Because CoQ10 helps stabilize blood pressure, CoQ10 is most commonly prescribed to people who are taking statins, a kind of medication to treat high cholesterol. Statins decrease CoQ10 levels while also cause an unfortunate side-effect of muscle stiffness. CoQ10 supplements can help by easing muscle cramps and normalizing CoQ10 levels. An unfortunate side-effect of statins is the reduction of CoQ10 levels. Patients with blood diseases or brain disorders are also reported to have low CoQ10 levels.
You should consider taking CoQ10 supplements if you are suffering from chronic fatigue syndrome, fibromyalgia, Alzheimer’s, Parkinson’s, high blood pressure, diabetes, muscular dystrophy, or mitochondrial disease.

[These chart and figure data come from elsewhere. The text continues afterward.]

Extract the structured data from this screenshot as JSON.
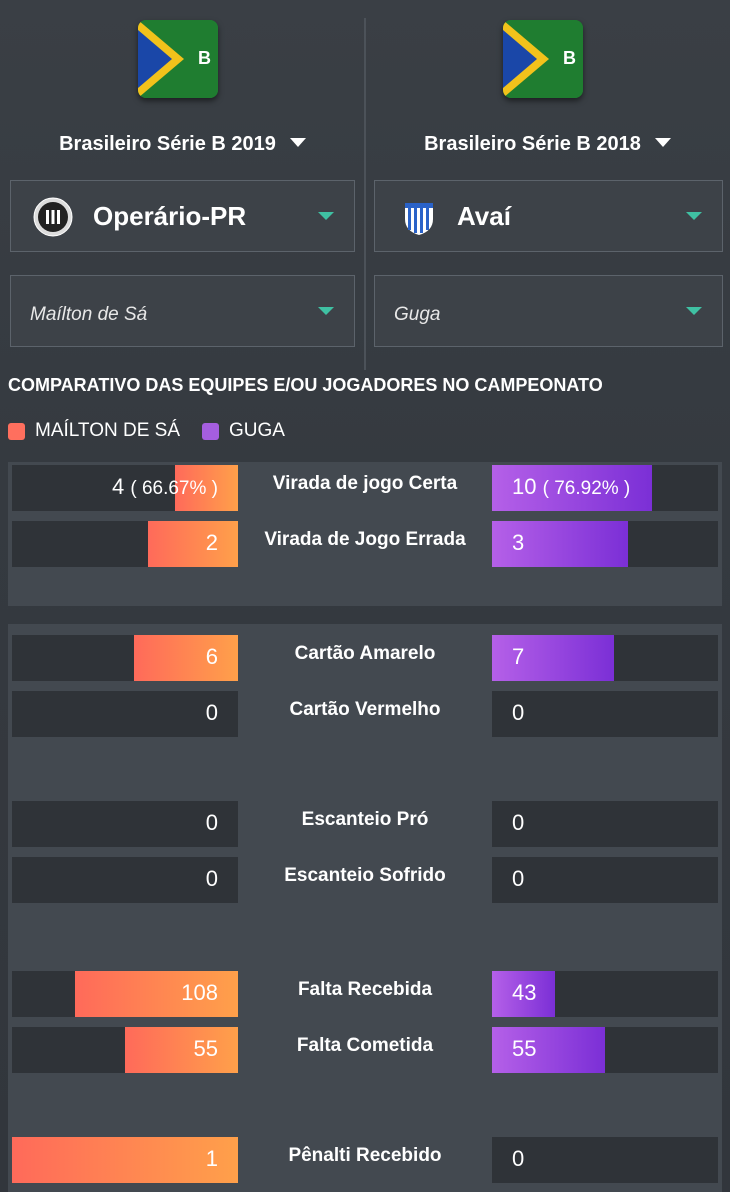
{
  "left": {
    "competition": "Brasileiro Série B 2019",
    "team": "Operário-PR",
    "player": "Maílton de Sá",
    "logo_letter": "B"
  },
  "right": {
    "competition": "Brasileiro Série B 2018",
    "team": "Avaí",
    "player": "Guga",
    "logo_letter": "B"
  },
  "section_title": "COMPARATIVO DAS EQUIPES E/OU JOGADORES NO CAMPEONATO",
  "legend": [
    {
      "name": "MAÍLTON DE SÁ",
      "color": "#ff6f5e"
    },
    {
      "name": "GUGA",
      "color": "#a55ee0"
    }
  ],
  "groups": [
    {
      "rows": [
        {
          "label": "Virada de jogo Certa",
          "left": "4",
          "left_pct": "( 66.67% )",
          "right": "10",
          "right_pct": "( 76.92% )",
          "left_frac": 0.28,
          "right_frac": 0.71
        },
        {
          "label": "Virada de Jogo Errada",
          "left": "2",
          "left_pct": "",
          "right": "3",
          "right_pct": "",
          "left_frac": 0.4,
          "right_frac": 0.6
        }
      ]
    },
    {
      "rows": [
        {
          "label": "Cartão Amarelo",
          "left": "6",
          "left_pct": "",
          "right": "7",
          "right_pct": "",
          "left_frac": 0.46,
          "right_frac": 0.54
        },
        {
          "label": "Cartão Vermelho",
          "left": "0",
          "left_pct": "",
          "right": "0",
          "right_pct": "",
          "left_frac": 0,
          "right_frac": 0
        }
      ]
    },
    {
      "rows": [
        {
          "label": "Escanteio Pró",
          "left": "0",
          "left_pct": "",
          "right": "0",
          "right_pct": "",
          "left_frac": 0,
          "right_frac": 0
        },
        {
          "label": "Escanteio Sofrido",
          "left": "0",
          "left_pct": "",
          "right": "0",
          "right_pct": "",
          "left_frac": 0,
          "right_frac": 0
        }
      ]
    },
    {
      "rows": [
        {
          "label": "Falta Recebida",
          "left": "108",
          "left_pct": "",
          "right": "43",
          "right_pct": "",
          "left_frac": 0.72,
          "right_frac": 0.28
        },
        {
          "label": "Falta Cometida",
          "left": "55",
          "left_pct": "",
          "right": "55",
          "right_pct": "",
          "left_frac": 0.5,
          "right_frac": 0.5
        }
      ]
    },
    {
      "rows": [
        {
          "label": "Pênalti Recebido",
          "left": "1",
          "left_pct": "",
          "right": "0",
          "right_pct": "",
          "left_frac": 1.0,
          "right_frac": 0
        }
      ]
    }
  ]
}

Studies have also found that certain types of cancer decrease CoQ10 levels.
Who Does CoQ10 Help?
There are many diseases that require regulation of blood pressure or relief from oxidative stress. CoQ10 supplements are said to help alleviate symptoms and side-effects of diseases such as:
- high blood pressure
- high cholesterol
- certain cancers
Because this coenzyme helps with cellular rejuvenation, there have been studies that prove how CoQ10 helps patients with their exercise-performance. From recovering more quickly to improving muscle strength, people who regularly exercise may benefit from this coenzyme.
Buying CoQ10 Supplements
Supplements are based on two sources: Vitamin K and ubiquinol. Ubiquinol is the oxidized form of CoQ10 and is the preferred version to purchase. Depending on your age, weight, and medications you are taking, your dosage for CoQ10 vary from 60 mg to 300 mg daily. Consult your doctor before you start taking this supplement. It is more effective when taking in two different doses in the morning and evening.

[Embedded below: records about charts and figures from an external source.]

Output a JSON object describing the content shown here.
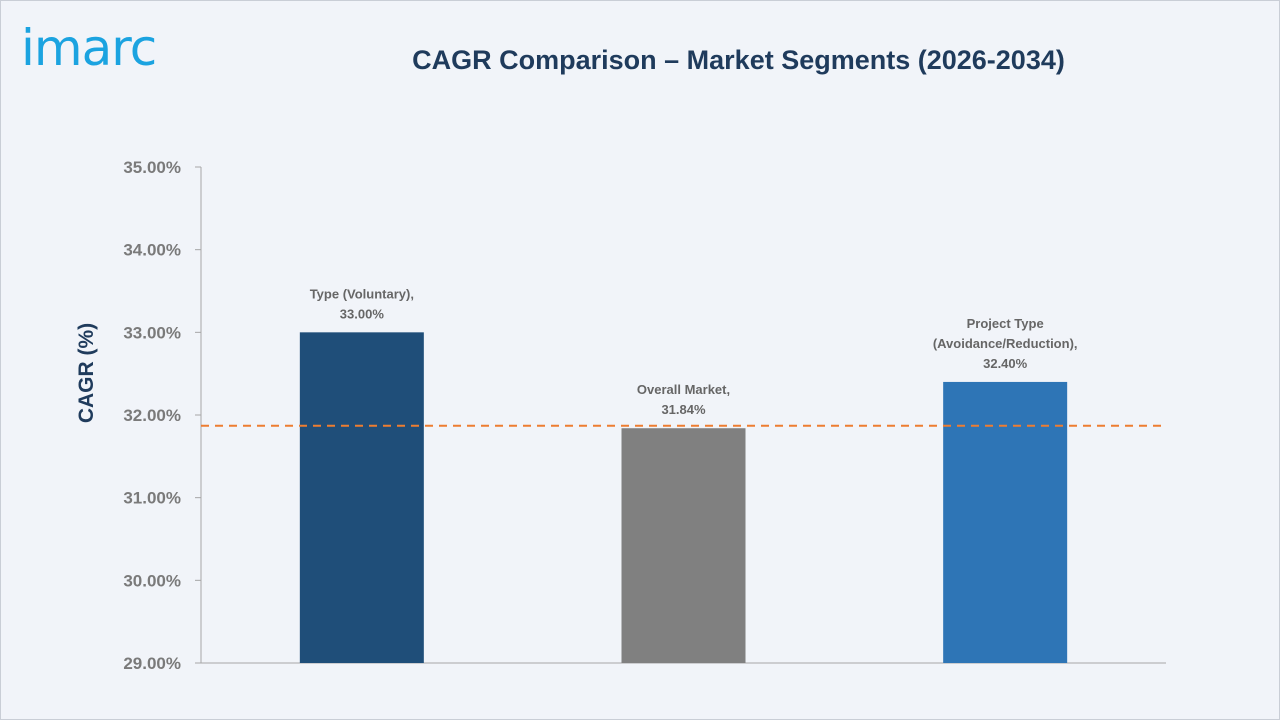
{
  "logo": {
    "text": "imarc"
  },
  "chart_data": {
    "type": "bar",
    "title": "CAGR Comparison – Market Segments (2026-2034)",
    "ylabel": "CAGR (%)",
    "xlabel": "",
    "ylim": [
      29,
      35
    ],
    "yticks": [
      "29.00%",
      "30.00%",
      "31.00%",
      "32.00%",
      "33.00%",
      "34.00%",
      "35.00%"
    ],
    "ytick_values": [
      29,
      30,
      31,
      32,
      33,
      34,
      35
    ],
    "grid": false,
    "legend": "none",
    "categories": [
      [
        "Type (Voluntary),"
      ],
      [
        "Overall Market,"
      ],
      [
        "Project Type",
        "(Avoidance/Reduction),"
      ]
    ],
    "values": [
      33.0,
      31.84,
      32.4
    ],
    "value_labels": [
      "33.00%",
      "31.84%",
      "32.40%"
    ],
    "colors": [
      "#1f4e79",
      "#808080",
      "#2e75b6"
    ],
    "reference_line": {
      "value": 31.87,
      "color": "#ed7d31",
      "style": "dashed"
    }
  }
}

If you are suffering from any of the diseases listed above or suspect you have a low amount of CoQ10, you can get your CoQ10 levels tested. You can ask your doctor to do a blood test, where he or she will check your Coenzyme Q10 profile as well as your mitochondrial profile. Lab testing isn’t needed, however, as there are no harmful side effects when taking a small amount of CoQ10, especially if you already are taking statins.
CoQ10 is naturally produced in your body and can also be found in specific foods. Some foods that are rich in CoQ10 are fatty fish, organ meats, and legumes. However, if you are taking statins or have a higher risk of oxidative stress, a supplement is needed to maintain healthy cell function in your body. CoQ10 is more easily digested with the aid of foods with healthy fats and should be taken with a meal.